XVI
Возвращаясь домой, Левин расспросил все подробности о
болезни Кити и планах Щербацких, и, хотя ему совестно бы было признаться в
этом, то, что он узнал, было приятно ему. Приятно и потому, что была еще
надежда, и еще более приятно потому, что больно было ей, той, которая сделала
ему так больно. Но когда Степан Аркадьич начал говорить о причинах болезни Кити
и упомянул имя Вронского, Левин перебил его:
– Я не имею никакого права знать семейные подробности,
по правде сказать, и никакого интереса.
Степан Аркадьич чуть заметно улыбнулся, уловив мгновенную и
столь знакомую ему перемену в лице Левина, сделавшегося столь же мрачным,
сколько он был весел минуту тому назад.
– Ты уже совсем кончил о лесе с Рябининым? –
спросил Левин.
– Да, кончил.

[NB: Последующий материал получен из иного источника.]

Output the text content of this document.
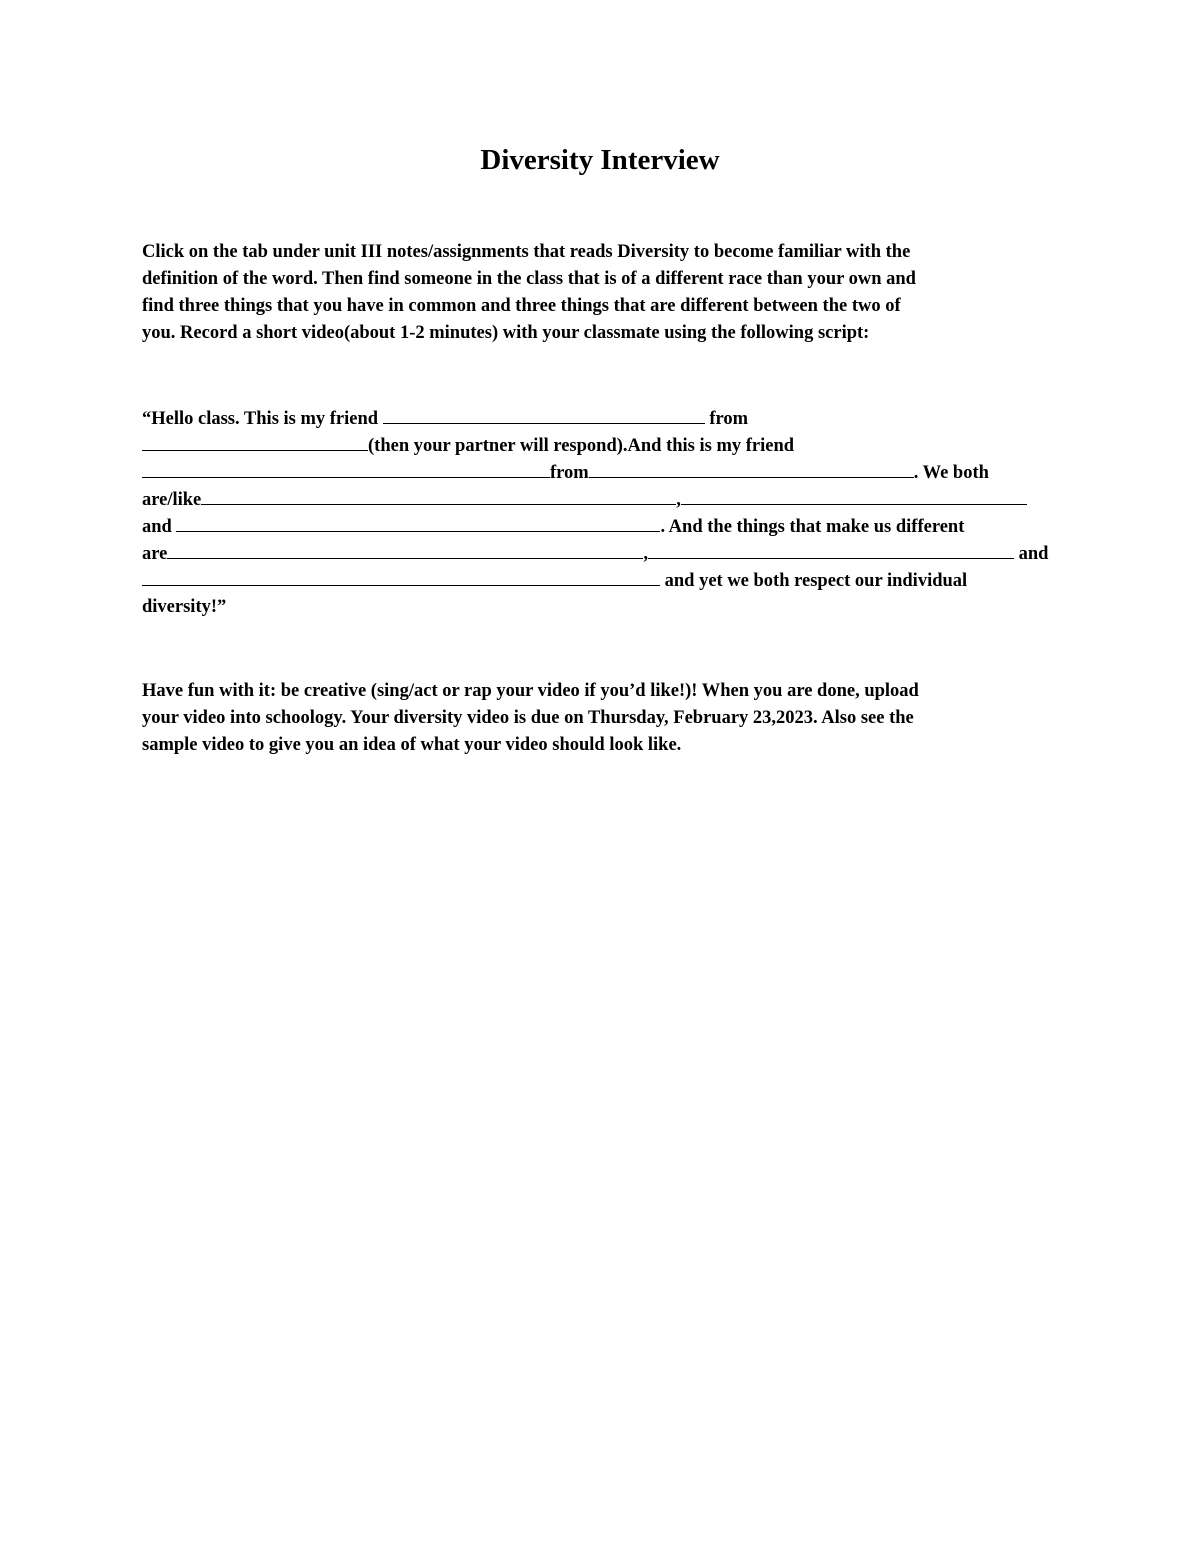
Diversity Interview

Click on the tab under unit III notes/assignments that reads Diversity to become familiar with the

definition of the word. Then find someone in the class that is of a different race than your own and

find three things that you have in common and three things that are different between the two of

you. Record a short video(about 1-2 minutes) with your classmate using the following script:

“Hello class. This is my friend	from

(then your partner will respond).And this is my friend

from	. We both

are/like	,

and	. And the things that make us different

are	,	and

and yet we both respect our individual

diversity!”

Have fun with it: be creative (sing/act or rap your video if you’d like!)! When you are done, upload

your video into schoology. Your diversity video is due on Thursday, February 23,2023. Also see the

sample video to give you an idea of what your video should look like.
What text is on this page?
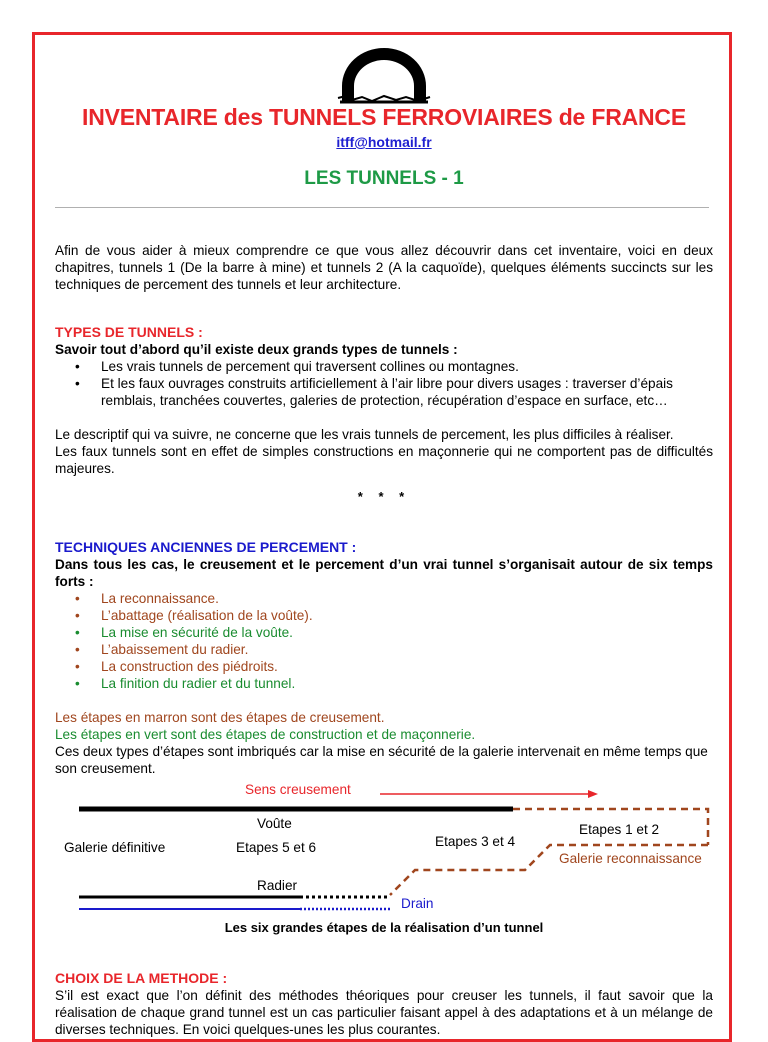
INVENTAIRE des TUNNELS FERROVIAIRES de FRANCE
itff@hotmail.fr
LES TUNNELS - 1
Afin de vous aider à mieux comprendre ce que vous allez découvrir dans cet inventaire, voici en deux chapitres, tunnels 1 (De la barre à mine) et tunnels 2 (A la caquoïde), quelques éléments succincts sur les techniques de percement des tunnels et leur architecture.
TYPES DE TUNNELS :
Savoir tout d’abord qu’il existe deux grands types de tunnels :
• Les vrais tunnels de percement qui traversent collines ou montagnes.
• Et les faux ouvrages construits artificiellement à l’air libre pour divers usages : traverser d’épais remblais, tranchées couvertes, galeries de protection, récupération d’espace en surface, etc…
Le descriptif qui va suivre, ne concerne que les vrais tunnels de percement, les plus difficiles à réaliser.
Les faux tunnels sont en effet de simples constructions en maçonnerie qui ne comportent pas de difficultés majeures.
* * *
TECHNIQUES ANCIENNES DE PERCEMENT :
Dans tous les cas, le creusement et le percement d’un vrai tunnel s’organisait autour de six temps forts :
• La reconnaissance.
• L’abattage (réalisation de la voûte).
• La mise en sécurité de la voûte.
• L’abaissement du radier.
• La construction des piédroits.
• La finition du radier et du tunnel.
Les étapes en marron sont des étapes de creusement.
Les étapes en vert sont des étapes de construction et de maçonnerie.
Ces deux types d’étapes sont imbriqués car la mise en sécurité de la galerie intervenait en même temps que son creusement.
Sens creusement
Voûte
Galerie définitive	Etapes 5 et 6	Etapes 3 et 4
Etapes 1 et 2
Galerie reconnaissance
Radier
Drain
Les six grandes étapes de la réalisation d’un tunnel
CHOIX DE LA METHODE :
S’il est exact que l’on définit des méthodes théoriques pour creuser les tunnels, il faut savoir que la réalisation de chaque grand tunnel est un cas particulier faisant appel à des adaptations et à un mélange de diverses techniques. En voici quelques-unes les plus courantes.
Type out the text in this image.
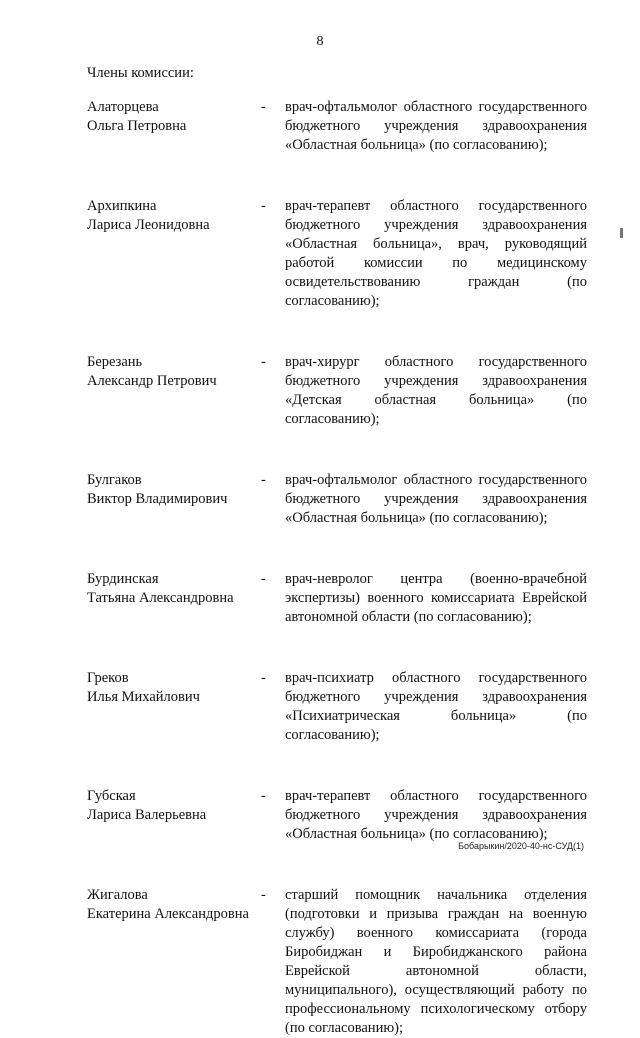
8
Члены комиссии:
Алаторцева
Ольга Петровна
-	врач-офтальмолог областного государственного бюджетного учреждения здравоохранения «Областная больница» (по согласованию);
Архипкина
Лариса Леонидовна
-	врач-терапевт областного государственного бюджетного учреждения здравоохранения «Областная больница», врач, руководящий работой комиссии по медицинскому освидетельствованию граждан (по согласованию);
Березань
Александр Петрович
-	врач-хирург областного государственного бюджетного учреждения здравоохранения «Детская областная больница» (по согласованию);
Булгаков
Виктор Владимирович
-	врач-офтальмолог областного государственного бюджетного учреждения здравоохранения «Областная больница» (по согласованию);
Бурдинская
Татьяна Александровна
-	врач-невролог центра (военно-врачебной экспертизы) военного комиссариата Еврейской автономной области (по согласованию);
Греков
Илья Михайлович
-	врач-психиатр областного государственного бюджетного учреждения здравоохранения «Психиатрическая больница» (по согласованию);
Губская
Лариса Валерьевна
-	врач-терапевт областного государственного бюджетного учреждения здравоохранения «Областная больница» (по согласованию);
Жигалова
Екатерина Александровна
-	старший помощник начальника отделения (подготовки и призыва граждан на военную службу) военного комиссариата (города Биробиджан и Биробиджанского района Еврейской автономной области, муниципального), осуществляющий работу по профессиональному психологическому отбору (по согласованию);
Бобарыкин/2020-40-нс-СУД(1)
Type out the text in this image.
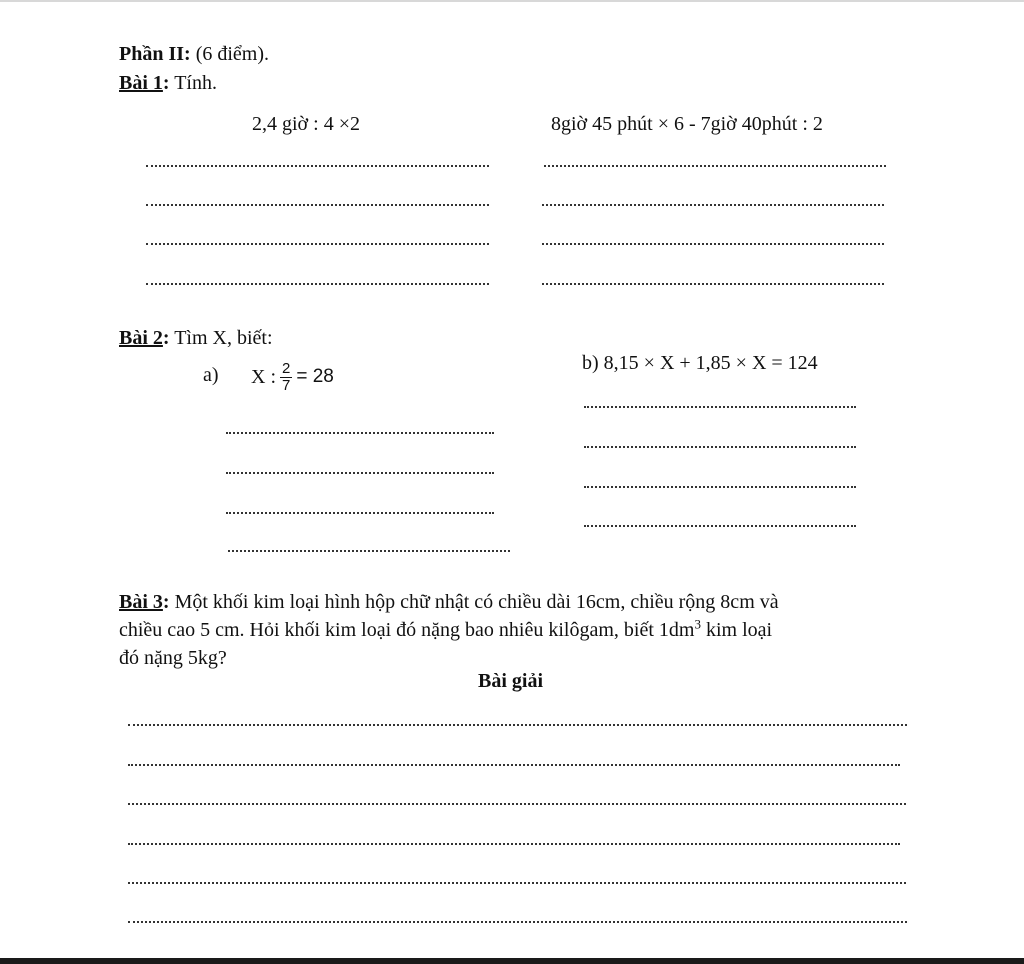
Phần II: (6 điểm).
Bài 1: Tính.
2,4 giờ : 4 ×2	8giờ 45 phút × 6 - 7giờ 40phút : 2
Bài 2: Tìm X, biết:
a) X : $\frac{2}{7} = 28$
b) 8,15 × X + 1,85 × X = 124
Bài 3: Một khối kim loại hình hộp chữ nhật có chiều dài 16cm, chiều rộng 8cm và
chiều cao 5 cm. Hỏi khối kim loại đó nặng bao nhiêu kilôgam, biết $1dm^3$ kim loại
đó nặng 5kg?
Bài giải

Цена прекрасная, тридцать восемь тысяч.
Восемь вперед, а остальные на шесть лет. Я долго с этим возился. Никто больше
не давал.
– Это значит, ты даром отдал лес, – мрачно сказал
Левин.
– То есть почему же даром? – с добродушною улыбкой
сказал Степан Аркадьич, зная, что теперь все будет нехорошо для Левина.
– Потому, что лес стóит по крайней мере пятьсот рублей
за десятину, – отвечал Левин.
– Ах, эти мне сельские хозяева! – шутливо сказал
Степан Аркадьич. – Этот ваш тон презрения к нашему брату городским!.. А
как дело сделать, так мы лучше всегда сделаем. Поверь, что я все расчел, –
сказал он, – и лес очень выгодно продан, так что я боюсь, как бы тот не
отказался даже. Ведь это не обидной лес[59], –
сказал Степан Аркадьич, желая этим словом обидной совсем убедить Левина
в несправедливости его сомнений, – а дровяной больше. И станет не больше
тридцати сажен на десятину, а он дал мне по двести рублей.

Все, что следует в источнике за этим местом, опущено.